Geography
- Location: Obninsk, Moscow, Russia

Organisation
- Type: Specialist hospital

History
- Founded: 2014

Links
- Website: https://new.nmicr.ru/en/

= National Medical Research Radiological Center =

National Medical Research Radiological Center of the Ministry of Health of the Russian Federation (ФГБУ «Национальный медицинский исследовательский центр радиологии» (НМИЦ радиологии) Министерства здравоохранения Российской Федерации) is one of the largest oncological and radiological clusters in Russia, the main institution for radiology, a reference center in the field of pathomorphological research, radiation diagnostics and therapy.

==History==
In 2014, Russia's first scientific medical cluster in the field of oncology, radiology and urology was established as the National Medical Research Radiological Centre of the Ministry of Health of the Russian Federation. The status of the National Centre allowed us to apply all aspects of modern high-tech medical care available in the world. The purpose of the centre is to unite the efforts of scientists and practitioners in the fight against cancer, to create conditions for the introduction of the latest technologies in the field of cancer treatment, to ensure the breakthrough of Russian science and practice in the creation of nuclear medicine.

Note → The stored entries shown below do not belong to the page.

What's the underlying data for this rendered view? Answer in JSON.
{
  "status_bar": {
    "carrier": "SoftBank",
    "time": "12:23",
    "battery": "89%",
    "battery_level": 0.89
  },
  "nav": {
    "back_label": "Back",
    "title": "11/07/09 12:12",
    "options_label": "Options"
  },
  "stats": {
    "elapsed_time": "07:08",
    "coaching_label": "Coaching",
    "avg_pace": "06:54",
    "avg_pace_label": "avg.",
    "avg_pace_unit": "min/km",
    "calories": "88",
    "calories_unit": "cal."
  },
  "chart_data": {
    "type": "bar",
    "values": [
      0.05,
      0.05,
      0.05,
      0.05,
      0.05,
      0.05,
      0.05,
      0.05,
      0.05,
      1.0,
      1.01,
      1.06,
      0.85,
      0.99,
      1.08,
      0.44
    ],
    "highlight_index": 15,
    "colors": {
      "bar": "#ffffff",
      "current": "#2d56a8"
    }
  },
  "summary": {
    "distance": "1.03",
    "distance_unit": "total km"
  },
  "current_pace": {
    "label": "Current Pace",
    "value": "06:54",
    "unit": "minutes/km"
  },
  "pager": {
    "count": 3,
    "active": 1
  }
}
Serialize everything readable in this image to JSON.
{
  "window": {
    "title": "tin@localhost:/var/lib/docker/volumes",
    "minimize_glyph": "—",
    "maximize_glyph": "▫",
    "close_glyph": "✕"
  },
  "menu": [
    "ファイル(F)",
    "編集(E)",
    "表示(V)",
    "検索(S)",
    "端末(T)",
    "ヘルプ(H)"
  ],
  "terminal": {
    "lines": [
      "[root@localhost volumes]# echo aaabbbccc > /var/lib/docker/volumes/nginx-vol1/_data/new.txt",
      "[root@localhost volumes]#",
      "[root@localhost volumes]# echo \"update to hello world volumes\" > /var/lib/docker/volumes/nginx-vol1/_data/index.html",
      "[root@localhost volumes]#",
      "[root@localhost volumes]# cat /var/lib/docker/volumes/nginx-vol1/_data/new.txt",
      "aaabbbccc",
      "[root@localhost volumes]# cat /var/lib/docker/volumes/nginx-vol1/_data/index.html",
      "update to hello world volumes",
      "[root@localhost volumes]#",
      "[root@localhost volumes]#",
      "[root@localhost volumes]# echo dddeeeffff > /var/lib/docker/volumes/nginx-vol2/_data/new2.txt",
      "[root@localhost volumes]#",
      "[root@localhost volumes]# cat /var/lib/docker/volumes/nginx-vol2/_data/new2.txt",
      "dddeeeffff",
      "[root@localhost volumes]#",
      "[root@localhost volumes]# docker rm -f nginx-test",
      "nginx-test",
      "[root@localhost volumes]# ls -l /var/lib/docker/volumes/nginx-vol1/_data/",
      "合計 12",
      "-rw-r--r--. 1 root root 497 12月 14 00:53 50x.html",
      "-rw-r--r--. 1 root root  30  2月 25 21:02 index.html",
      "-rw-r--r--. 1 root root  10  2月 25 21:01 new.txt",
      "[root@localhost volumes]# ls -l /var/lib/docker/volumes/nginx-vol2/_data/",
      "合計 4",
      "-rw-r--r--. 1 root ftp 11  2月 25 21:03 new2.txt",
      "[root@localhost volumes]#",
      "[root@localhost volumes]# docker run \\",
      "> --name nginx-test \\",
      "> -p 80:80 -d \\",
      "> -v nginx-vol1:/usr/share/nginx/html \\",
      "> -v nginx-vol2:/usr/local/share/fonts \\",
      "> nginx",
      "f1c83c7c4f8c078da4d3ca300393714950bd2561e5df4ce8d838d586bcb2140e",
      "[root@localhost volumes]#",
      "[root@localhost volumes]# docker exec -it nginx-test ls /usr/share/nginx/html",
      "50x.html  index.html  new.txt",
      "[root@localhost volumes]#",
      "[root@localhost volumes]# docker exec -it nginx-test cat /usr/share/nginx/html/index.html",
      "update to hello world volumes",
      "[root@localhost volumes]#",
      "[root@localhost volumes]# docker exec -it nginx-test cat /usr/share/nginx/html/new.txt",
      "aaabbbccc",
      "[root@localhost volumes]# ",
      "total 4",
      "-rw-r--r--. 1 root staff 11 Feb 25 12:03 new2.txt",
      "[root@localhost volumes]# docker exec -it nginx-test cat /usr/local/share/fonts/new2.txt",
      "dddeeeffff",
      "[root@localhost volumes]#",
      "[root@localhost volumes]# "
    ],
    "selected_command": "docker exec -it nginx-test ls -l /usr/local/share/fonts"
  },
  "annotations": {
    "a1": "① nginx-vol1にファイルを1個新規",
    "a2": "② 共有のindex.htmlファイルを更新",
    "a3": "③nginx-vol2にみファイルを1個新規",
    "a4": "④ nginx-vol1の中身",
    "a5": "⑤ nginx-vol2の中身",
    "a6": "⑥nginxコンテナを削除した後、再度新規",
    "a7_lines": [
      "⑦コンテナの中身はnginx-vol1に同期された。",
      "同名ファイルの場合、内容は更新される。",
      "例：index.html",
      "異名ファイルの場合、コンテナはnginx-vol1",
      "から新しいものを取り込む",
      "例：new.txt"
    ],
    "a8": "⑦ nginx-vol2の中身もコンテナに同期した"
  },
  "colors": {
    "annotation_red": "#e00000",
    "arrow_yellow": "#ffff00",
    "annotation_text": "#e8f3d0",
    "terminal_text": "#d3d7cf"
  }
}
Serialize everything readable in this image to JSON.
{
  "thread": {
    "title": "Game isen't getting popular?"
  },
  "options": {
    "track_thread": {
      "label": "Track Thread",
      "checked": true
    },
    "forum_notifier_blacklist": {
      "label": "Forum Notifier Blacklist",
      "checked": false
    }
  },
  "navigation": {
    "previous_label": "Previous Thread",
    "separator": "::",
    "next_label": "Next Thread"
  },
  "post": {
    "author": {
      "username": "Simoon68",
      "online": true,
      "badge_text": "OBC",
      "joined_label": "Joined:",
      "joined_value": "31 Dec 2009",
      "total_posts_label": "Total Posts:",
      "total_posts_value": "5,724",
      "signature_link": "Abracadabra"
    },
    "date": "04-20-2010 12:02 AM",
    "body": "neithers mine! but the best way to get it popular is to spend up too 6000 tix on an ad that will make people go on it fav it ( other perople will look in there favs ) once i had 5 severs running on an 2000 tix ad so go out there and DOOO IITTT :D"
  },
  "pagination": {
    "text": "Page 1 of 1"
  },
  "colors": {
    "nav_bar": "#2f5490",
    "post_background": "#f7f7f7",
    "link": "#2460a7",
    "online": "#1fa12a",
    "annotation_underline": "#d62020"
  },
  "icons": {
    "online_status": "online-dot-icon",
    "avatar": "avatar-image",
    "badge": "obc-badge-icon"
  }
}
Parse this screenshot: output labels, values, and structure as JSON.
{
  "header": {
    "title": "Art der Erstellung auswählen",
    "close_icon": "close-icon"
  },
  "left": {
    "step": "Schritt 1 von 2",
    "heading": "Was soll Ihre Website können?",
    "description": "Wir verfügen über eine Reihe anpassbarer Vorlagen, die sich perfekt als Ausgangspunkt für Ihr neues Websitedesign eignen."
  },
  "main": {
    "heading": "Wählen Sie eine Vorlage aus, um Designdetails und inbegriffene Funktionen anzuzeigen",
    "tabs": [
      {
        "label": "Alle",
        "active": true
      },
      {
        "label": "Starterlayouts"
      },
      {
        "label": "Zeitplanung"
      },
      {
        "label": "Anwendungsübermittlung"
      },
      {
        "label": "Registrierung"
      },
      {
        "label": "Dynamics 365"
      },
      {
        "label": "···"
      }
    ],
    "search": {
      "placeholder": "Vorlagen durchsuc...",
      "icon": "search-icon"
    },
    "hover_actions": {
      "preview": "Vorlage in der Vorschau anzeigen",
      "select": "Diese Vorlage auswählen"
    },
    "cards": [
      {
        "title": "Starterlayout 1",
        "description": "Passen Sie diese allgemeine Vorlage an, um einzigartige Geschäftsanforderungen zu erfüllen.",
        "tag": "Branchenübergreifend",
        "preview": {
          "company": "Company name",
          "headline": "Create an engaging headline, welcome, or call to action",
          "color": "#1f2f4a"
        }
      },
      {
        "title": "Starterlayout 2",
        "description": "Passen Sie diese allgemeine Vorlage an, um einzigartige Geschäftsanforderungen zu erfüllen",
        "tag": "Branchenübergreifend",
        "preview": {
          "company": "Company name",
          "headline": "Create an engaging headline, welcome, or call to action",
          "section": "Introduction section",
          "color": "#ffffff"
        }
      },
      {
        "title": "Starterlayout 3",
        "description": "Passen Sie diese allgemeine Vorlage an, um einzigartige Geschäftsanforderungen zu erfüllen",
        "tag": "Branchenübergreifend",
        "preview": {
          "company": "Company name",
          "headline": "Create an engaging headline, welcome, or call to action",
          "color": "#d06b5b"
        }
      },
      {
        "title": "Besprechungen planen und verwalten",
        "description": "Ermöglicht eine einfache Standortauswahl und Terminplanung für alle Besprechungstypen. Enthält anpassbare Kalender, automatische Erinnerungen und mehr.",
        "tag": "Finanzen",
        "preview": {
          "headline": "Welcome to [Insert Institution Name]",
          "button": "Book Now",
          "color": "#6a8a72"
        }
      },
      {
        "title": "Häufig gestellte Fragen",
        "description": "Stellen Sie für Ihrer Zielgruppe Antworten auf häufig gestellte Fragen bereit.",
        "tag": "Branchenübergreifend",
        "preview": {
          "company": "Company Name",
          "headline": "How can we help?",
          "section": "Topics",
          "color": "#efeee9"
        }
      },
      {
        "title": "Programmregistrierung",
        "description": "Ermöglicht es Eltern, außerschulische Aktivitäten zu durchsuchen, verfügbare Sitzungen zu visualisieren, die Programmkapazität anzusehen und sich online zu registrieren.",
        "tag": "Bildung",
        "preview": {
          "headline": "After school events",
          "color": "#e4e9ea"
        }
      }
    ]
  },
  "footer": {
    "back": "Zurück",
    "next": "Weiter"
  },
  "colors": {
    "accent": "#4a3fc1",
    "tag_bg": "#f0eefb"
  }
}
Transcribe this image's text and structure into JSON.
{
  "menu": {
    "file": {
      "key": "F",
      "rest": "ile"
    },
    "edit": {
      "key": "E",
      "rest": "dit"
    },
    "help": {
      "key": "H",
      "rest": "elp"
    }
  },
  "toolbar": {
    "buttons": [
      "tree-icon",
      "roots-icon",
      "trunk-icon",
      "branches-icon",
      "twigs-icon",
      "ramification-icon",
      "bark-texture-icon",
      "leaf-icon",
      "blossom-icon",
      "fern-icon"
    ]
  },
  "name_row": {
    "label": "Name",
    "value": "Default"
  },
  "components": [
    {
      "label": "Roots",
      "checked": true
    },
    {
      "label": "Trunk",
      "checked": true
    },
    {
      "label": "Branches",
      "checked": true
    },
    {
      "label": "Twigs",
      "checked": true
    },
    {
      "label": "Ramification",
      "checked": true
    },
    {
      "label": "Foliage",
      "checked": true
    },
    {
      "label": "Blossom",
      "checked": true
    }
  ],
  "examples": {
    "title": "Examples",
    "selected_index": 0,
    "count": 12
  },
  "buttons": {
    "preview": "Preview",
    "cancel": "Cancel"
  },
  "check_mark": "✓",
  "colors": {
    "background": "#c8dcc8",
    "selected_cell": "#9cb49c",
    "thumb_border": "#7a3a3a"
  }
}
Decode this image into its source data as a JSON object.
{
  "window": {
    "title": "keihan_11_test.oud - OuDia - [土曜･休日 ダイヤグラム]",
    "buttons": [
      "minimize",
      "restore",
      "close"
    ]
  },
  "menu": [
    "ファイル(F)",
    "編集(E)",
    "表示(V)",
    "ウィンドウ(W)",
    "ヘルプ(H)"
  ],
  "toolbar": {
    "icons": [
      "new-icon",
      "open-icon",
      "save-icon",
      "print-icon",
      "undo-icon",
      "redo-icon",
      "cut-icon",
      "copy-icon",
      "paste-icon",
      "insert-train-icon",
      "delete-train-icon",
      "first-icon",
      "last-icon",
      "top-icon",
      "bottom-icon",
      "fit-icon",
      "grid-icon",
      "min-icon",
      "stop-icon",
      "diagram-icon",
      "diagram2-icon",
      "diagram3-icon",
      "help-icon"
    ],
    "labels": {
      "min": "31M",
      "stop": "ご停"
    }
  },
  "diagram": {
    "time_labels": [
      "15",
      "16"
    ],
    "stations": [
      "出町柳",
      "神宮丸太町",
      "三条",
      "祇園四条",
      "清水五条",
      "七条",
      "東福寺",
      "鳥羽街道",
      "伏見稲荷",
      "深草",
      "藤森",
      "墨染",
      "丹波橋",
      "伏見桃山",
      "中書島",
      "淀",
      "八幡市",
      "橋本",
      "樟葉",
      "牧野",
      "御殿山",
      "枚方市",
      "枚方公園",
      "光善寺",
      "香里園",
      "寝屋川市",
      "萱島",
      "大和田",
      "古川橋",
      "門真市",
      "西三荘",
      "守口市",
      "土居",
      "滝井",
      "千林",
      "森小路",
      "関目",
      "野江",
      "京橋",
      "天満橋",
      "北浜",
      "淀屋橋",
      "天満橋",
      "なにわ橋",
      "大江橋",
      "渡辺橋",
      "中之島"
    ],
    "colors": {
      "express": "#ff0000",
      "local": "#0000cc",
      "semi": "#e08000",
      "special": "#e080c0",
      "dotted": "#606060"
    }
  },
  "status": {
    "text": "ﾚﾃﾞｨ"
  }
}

Since 2020, the Center becomes as the basic organization for the CIS member states in the field of oncology. On the basis of the Center there are two national registers: the Cancer Register and the National Radiation and Epidemiological Register.

The centre has a full range of modern diagnostic and complex and combined treatment methods for oncological diseases.

The Сenter obtain various kinds of modern radiation installations, including gamma- and cyber- knives, the Russian proton therapy complex Prometheus, introduces advanced technologies such as PIPAC, X–ray surgical methods of treatment, brachytherapy, treatment of radiation injuries.

The centre is one of the leaders in the field of nuclear medicine, development of Russian radiopharmaceuticals and introduction of technologies for their use in clinical practice. The use of nuclear medicine technologies in combined and complex treatment provides significant advantages in the treatment of both oncological and non-oncological diseases.

== Structure ==
NMRRC was established in May 2014 as a joint medical centre, bringing together three of Russia's oldest medical research institutions in Moscow and the Kaluga region, which formed its branches:

- P. Hertsen Moscow Oncology Research Center.
- A. Tsyb Medical Radiological Research Center.
- N. Lopatkin Research Institute of Urology and Interventional Radiology.

== Research and development ==
The Center carries out research into cancer treatment, radiopharmaceuticals and advanced techniques for rehabilitation, primarily based on tissue engineering and regenerative medicine approaches.